When to Persist Specs

For single-session tasks, the context window is your spec file. But larger tasks need coordination across sessions:

Persist specs when:

  • Work spans multiple days or sessions
  • Scope exceeds comfortable context limits (~100k tokens)
  • Multiple agents or people need to coordinate
  • Architectural decisions need time to mature

Keep specs ephemeral when:

  • Task completes in one session
  • You're iterating quickly (hours, not days)
  • Scope fits comfortably in context

Remember: specs are scaffolding, not architecture.

Key Takeaways

  • Your codebase is a knowledge base — Every line encodes knowledge about requirements, constraints, and decisions. Keep it consistent and conflict-free.

  • SDD adds knowledge systematically — High-level spec → detailed design → code.
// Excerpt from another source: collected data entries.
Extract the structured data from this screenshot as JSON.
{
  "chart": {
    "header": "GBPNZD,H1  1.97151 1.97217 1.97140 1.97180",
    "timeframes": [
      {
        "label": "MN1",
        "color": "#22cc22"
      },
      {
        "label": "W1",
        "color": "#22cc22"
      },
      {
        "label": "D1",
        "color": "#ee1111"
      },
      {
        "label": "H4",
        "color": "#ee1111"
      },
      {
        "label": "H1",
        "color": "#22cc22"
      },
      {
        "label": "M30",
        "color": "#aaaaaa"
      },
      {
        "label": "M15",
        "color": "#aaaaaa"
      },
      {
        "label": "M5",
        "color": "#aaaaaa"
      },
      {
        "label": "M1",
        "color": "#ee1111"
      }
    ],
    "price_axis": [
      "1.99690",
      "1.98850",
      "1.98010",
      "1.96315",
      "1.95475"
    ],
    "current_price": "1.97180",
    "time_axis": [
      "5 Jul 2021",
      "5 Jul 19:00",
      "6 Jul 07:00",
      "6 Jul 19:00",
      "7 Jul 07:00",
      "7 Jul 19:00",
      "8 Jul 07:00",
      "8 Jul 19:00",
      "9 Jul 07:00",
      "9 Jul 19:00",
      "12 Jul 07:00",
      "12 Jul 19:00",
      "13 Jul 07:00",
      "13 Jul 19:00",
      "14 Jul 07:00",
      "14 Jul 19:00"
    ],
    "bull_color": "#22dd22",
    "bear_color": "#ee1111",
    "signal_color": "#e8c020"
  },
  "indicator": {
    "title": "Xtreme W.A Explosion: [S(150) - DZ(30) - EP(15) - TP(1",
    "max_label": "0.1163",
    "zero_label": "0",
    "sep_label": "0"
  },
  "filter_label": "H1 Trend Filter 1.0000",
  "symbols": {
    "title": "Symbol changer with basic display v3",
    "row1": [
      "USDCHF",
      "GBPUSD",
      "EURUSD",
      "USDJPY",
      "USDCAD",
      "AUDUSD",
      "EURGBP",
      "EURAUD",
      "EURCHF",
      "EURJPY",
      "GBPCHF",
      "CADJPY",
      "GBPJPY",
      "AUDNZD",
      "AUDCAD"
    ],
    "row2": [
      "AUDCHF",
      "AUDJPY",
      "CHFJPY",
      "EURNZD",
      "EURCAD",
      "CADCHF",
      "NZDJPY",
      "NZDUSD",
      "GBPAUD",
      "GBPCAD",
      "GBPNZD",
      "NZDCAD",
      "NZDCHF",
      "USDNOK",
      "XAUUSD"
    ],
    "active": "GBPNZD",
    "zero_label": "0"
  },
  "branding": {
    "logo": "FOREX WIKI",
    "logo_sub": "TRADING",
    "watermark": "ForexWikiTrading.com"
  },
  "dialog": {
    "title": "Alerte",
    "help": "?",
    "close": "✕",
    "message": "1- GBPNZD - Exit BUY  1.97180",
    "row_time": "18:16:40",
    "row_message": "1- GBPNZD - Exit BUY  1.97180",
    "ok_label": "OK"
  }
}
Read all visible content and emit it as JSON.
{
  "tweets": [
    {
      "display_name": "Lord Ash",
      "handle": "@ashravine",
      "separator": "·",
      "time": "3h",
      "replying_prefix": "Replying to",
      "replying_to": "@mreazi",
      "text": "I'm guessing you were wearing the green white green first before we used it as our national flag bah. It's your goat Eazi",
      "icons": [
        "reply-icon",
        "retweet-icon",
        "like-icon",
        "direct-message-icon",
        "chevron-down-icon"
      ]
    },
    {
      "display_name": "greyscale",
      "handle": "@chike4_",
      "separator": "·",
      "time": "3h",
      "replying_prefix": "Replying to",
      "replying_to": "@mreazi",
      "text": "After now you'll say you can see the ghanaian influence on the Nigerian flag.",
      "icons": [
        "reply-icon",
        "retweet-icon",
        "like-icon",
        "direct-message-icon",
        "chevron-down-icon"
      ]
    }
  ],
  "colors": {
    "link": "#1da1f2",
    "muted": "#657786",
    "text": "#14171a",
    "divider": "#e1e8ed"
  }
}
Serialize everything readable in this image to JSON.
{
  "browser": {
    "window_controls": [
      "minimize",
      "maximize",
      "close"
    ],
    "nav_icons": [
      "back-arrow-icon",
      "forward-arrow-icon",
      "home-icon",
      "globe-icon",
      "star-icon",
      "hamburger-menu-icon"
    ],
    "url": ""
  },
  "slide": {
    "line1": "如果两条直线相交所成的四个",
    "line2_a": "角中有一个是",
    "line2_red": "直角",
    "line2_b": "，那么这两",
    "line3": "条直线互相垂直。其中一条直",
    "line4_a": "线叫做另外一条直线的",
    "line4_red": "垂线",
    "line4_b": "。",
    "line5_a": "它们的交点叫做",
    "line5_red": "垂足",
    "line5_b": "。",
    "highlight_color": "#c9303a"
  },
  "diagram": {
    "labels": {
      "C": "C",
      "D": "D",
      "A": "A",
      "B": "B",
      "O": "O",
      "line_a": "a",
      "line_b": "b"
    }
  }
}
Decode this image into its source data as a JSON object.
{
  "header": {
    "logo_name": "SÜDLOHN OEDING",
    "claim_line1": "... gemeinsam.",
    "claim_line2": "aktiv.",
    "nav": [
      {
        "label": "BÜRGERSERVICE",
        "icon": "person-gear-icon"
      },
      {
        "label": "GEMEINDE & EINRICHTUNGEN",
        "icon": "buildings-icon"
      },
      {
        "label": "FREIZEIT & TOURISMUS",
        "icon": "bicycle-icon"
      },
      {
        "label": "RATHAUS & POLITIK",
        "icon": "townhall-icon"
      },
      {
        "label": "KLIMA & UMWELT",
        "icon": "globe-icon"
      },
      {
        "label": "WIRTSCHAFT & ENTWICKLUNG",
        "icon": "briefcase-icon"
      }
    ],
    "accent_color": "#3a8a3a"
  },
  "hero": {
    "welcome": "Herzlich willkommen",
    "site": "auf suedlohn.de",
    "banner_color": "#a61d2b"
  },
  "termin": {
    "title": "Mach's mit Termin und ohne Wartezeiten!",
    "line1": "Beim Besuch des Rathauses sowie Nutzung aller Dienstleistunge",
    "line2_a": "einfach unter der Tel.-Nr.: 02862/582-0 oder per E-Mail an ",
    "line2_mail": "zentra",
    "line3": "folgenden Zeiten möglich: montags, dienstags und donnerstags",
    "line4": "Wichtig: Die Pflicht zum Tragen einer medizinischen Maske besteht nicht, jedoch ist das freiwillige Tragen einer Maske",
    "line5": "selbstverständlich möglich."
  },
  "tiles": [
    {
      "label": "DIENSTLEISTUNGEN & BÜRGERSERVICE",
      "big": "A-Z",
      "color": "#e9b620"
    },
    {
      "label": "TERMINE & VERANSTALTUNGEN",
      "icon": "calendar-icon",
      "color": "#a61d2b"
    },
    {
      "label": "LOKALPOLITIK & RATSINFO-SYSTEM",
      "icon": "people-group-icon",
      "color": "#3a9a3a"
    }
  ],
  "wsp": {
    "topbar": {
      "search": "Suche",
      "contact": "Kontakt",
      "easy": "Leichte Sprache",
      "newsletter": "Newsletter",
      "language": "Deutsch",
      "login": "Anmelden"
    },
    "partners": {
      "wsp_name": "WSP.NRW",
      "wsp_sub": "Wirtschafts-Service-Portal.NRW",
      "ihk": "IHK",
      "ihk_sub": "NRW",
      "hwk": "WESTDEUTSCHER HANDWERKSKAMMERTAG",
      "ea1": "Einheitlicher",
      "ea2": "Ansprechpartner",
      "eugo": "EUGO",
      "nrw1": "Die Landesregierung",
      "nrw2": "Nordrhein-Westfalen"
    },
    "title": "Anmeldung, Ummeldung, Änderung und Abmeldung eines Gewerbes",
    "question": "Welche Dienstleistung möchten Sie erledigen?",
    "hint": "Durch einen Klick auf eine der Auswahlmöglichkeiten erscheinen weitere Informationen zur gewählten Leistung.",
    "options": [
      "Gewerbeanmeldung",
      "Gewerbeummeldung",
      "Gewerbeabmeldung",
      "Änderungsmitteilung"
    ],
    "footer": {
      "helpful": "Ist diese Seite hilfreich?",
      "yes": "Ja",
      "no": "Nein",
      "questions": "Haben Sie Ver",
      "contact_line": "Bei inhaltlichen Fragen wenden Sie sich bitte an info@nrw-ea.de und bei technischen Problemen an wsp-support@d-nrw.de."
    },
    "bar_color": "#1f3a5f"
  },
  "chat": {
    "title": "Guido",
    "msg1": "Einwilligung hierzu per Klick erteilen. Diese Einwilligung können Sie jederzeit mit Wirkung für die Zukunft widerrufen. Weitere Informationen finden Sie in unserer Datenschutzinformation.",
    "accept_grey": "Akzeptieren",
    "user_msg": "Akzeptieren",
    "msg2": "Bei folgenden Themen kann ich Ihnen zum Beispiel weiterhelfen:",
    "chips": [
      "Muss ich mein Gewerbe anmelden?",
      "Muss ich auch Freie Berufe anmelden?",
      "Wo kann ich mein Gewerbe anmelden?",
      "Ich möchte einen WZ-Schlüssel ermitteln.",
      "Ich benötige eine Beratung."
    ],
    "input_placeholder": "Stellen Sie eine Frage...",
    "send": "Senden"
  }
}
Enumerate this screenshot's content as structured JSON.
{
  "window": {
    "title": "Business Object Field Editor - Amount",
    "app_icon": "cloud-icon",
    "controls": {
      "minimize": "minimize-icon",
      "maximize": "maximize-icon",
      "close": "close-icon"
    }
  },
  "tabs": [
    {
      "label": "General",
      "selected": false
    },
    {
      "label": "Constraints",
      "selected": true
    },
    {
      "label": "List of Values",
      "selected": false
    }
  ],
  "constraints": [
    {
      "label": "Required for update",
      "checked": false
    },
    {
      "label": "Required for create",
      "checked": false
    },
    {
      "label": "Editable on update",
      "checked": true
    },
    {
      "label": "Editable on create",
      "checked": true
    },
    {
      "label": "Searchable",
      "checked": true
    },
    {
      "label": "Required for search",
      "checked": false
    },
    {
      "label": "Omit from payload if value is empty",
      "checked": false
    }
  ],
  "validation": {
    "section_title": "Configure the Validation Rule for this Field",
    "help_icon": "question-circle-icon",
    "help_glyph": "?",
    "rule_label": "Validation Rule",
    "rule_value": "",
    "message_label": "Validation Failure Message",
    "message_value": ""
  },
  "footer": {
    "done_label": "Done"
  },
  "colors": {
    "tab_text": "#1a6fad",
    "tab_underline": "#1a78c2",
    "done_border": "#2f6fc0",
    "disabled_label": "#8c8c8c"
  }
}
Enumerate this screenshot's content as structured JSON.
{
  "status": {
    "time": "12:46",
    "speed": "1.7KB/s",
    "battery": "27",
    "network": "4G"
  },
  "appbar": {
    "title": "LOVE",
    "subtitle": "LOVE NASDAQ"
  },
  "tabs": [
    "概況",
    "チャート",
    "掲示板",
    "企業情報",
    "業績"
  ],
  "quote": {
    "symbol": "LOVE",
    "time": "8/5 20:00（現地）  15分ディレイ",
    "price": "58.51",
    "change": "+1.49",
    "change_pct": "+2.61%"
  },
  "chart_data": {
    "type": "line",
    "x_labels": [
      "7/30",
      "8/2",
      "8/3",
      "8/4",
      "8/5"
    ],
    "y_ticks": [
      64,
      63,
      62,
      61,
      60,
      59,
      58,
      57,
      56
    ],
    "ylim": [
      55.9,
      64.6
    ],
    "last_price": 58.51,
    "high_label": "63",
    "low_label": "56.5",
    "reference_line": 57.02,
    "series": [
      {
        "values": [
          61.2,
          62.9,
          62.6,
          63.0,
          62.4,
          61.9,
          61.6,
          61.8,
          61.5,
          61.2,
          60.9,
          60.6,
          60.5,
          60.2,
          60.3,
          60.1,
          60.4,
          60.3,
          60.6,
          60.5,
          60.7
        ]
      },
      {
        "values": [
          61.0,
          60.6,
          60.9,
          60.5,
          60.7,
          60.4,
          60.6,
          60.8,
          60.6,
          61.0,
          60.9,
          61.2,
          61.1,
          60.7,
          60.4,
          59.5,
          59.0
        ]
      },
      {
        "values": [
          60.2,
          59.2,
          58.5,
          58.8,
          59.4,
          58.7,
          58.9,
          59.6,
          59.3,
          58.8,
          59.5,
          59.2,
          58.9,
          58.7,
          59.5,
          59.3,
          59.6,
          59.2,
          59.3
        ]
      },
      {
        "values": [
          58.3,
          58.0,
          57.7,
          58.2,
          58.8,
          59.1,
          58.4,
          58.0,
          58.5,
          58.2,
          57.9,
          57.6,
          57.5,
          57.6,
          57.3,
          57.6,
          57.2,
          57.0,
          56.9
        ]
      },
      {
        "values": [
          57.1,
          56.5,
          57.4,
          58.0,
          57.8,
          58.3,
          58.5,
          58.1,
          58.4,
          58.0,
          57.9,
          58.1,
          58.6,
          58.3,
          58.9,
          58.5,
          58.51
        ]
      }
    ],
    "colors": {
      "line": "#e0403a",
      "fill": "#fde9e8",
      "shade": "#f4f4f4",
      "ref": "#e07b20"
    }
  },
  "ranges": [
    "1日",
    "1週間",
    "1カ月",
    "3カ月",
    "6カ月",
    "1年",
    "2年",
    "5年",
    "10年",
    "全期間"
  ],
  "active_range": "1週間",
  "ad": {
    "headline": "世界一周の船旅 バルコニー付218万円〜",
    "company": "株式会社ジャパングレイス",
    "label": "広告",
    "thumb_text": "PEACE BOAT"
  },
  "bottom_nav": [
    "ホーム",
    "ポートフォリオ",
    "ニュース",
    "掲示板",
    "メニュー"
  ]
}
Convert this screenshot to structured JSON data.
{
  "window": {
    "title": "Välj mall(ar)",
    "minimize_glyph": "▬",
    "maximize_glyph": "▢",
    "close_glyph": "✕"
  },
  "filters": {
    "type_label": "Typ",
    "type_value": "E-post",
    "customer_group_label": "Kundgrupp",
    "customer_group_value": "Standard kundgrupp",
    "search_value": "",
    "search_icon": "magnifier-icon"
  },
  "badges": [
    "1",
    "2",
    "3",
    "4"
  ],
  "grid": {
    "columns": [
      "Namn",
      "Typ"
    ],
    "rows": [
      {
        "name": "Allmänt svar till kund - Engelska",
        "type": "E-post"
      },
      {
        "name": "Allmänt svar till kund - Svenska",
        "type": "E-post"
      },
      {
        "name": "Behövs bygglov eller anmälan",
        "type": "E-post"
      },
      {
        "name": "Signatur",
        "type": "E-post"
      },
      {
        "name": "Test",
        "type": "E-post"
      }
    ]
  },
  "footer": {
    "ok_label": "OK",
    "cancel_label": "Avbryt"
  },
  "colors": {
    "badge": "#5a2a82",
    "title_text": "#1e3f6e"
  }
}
Each step expands knowledge while maintaining coherence.

  • Specs have a lifecycle — Single-session work uses the context window as spec. Multi-session projects need persisted files. Either way, delete specs after implementation—the code is the source of truth.

  • For modifications: extract → modify → implement → delete — Surface existing knowledge as specs, modify them, then follow the normal workflow.

  • Regenerate specs on-demand — Code research tools extract architectural knowledge dynamically. No need to maintain static documentation.